Carol raised the window. ‘You and me, cat,’ she said to it. There was comfort in something else being awake. She opened the window wider and leaned out. The outside air felt cool like water on her chest. The cat crouched into itself, watching her through round eyes. Then Carol saw the heavy weight of its belly. The cat was pregnant. Carol stared at the cat and the cat stared back. A minute passed. Carol shivered, feeling cold now. She thought about unwanted kittens and feral cats hunting sugar gliders, and withdrawing her head, closed the window, drew the curtains and got back into bed. She heard the cat make its way along the fence, its claws scrabbling on the wood.
The Chinese herbalist whom Carol had been seeing, said once, ‘Some women come to me, they can’t have a baby; the other women they don’t want their baby’ and she had laughed, seeing humour in this where Carol couldn’t.
Carol turned onto her back. The blowfly had gone, but her head was like a TV that wouldn’t stop. All those pages of risks and statistics, that she had read and reread. She pictured a tiny broom sweeping the floor of her mind, sweeping out all those thoughts, and after a time her mind slowed and she got that rocking feeling she often had when drifting into sleep, as though she were lying in the bottom of a rowboat on a quiet river. It was a lovely sensation, this gentle rocking.
The sheet suddenly lifted back. ‘I woke up and thought I’d lost you,’ Charlie said, climbing in. She moved back against the wall to accommodate him and his cold bum hit her lap. ‘There was this sadness,’ Charlie said and he sounded truly forlorn.

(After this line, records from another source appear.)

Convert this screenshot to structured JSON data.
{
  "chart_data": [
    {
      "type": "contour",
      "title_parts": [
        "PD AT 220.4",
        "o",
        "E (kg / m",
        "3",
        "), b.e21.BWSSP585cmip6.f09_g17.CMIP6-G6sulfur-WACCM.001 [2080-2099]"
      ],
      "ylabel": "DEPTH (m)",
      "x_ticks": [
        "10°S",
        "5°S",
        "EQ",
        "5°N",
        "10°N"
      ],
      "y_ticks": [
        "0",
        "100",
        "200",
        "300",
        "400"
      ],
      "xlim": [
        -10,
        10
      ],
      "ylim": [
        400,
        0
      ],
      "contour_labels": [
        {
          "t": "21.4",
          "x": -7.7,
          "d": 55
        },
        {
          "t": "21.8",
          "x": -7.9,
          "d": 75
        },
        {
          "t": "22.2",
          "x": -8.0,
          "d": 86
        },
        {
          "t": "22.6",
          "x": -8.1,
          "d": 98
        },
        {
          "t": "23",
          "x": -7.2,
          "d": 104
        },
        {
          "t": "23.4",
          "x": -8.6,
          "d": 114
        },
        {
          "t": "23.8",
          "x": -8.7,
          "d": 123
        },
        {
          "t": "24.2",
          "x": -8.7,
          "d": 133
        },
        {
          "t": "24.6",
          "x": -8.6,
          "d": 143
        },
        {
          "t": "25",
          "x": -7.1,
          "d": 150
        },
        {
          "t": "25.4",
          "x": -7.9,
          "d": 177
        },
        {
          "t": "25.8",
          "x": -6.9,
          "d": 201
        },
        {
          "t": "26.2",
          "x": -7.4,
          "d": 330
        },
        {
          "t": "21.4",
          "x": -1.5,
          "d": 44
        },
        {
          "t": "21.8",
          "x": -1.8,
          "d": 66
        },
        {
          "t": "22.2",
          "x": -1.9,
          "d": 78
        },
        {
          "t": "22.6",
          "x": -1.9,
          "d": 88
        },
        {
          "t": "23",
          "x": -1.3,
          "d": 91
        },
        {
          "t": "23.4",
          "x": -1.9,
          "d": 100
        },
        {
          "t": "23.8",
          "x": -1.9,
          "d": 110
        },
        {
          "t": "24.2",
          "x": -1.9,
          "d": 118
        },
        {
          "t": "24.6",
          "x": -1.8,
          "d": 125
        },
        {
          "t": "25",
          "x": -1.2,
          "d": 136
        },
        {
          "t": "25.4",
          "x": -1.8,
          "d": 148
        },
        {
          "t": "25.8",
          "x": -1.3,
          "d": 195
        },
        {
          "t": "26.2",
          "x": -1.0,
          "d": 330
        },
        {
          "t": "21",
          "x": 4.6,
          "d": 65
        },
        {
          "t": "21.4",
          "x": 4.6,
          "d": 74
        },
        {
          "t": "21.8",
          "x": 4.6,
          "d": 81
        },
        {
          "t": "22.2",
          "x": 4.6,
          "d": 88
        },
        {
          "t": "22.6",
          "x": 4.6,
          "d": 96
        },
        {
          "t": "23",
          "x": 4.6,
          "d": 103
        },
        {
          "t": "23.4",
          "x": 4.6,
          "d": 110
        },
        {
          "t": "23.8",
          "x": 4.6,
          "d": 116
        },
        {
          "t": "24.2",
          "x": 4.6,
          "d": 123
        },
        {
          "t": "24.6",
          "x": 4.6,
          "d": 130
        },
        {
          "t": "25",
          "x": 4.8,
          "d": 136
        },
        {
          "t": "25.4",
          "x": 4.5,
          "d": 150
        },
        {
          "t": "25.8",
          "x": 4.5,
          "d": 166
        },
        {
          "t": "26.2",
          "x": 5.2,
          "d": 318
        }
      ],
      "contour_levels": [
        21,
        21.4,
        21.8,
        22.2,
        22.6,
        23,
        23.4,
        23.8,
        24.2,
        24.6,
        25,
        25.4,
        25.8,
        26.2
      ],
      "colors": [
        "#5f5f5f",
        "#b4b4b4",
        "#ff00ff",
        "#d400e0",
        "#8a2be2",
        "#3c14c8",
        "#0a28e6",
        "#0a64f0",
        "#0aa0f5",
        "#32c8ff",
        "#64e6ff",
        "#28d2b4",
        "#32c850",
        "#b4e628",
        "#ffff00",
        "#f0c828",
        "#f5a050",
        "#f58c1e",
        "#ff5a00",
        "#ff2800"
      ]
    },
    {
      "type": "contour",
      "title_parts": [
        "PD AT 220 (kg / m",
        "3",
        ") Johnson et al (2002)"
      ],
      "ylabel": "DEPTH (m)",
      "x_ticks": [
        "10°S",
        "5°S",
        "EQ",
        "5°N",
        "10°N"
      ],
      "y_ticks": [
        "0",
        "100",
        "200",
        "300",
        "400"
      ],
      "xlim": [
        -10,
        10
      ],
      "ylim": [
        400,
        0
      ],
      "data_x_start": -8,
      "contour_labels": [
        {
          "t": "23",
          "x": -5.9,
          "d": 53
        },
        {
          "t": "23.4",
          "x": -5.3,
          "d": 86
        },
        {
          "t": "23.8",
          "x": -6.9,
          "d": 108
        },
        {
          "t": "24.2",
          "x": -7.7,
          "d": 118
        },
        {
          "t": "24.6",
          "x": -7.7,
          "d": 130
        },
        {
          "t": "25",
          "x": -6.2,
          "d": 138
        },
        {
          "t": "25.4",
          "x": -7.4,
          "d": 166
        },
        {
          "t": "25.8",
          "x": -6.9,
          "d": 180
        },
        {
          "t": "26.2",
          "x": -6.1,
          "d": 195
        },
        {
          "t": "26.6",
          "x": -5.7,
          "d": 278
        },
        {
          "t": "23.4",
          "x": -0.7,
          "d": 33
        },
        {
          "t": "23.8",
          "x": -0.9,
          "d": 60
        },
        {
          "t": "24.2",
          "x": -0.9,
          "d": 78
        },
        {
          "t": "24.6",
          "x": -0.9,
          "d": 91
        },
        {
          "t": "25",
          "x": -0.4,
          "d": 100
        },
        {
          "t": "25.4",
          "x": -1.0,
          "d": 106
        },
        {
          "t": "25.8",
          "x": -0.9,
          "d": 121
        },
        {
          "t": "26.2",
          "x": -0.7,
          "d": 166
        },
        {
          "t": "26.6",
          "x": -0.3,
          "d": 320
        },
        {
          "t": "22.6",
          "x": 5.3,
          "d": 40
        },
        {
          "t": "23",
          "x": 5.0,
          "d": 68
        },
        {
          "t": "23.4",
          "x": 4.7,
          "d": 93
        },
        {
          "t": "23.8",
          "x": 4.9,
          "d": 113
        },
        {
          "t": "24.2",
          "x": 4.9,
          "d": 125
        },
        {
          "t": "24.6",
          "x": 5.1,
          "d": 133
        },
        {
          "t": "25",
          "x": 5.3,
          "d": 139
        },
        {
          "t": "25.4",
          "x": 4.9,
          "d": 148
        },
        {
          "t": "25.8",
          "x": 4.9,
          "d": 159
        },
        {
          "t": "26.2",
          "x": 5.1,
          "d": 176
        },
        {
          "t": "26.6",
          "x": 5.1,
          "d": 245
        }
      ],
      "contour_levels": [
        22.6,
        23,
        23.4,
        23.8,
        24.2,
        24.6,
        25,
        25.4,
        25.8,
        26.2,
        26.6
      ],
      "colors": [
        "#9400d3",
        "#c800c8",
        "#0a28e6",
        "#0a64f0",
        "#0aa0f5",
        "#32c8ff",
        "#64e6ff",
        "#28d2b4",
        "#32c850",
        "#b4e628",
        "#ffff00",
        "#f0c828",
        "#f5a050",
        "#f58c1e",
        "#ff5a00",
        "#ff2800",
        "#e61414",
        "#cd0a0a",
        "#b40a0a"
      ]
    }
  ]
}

Carol curled into him, and ran her hand across the hair on his chest. She kissed his shoulder, pressing her nose to his skin. Charlie didn’t sweat much; his smell was faint and attractive. Her hand stroked the fur pad on his belly and she thought of the cat, only its fur would be thick and sleek.
‘I feel like someone’s hit me all over with a wooden stick,’ Charlie moaned and then she could hear the air catching at the back of his mouth and she realised he was asleep and they were back where they’d started only now in a single bed. Except – except there was this image of the cat, a pregnant cat by moonlight, and she was slowly, carefully, painting its moonlit back and its swollen belly with a fine soft paintbrush on paper, and somehow she was lying in the bottom of the rowboat again, gently rocking, and the sun was pouring into the boat, warming her, while the boat drifted and rocked and the painting painted itself and there was nothing to worry her – nothing to stop her drifting now.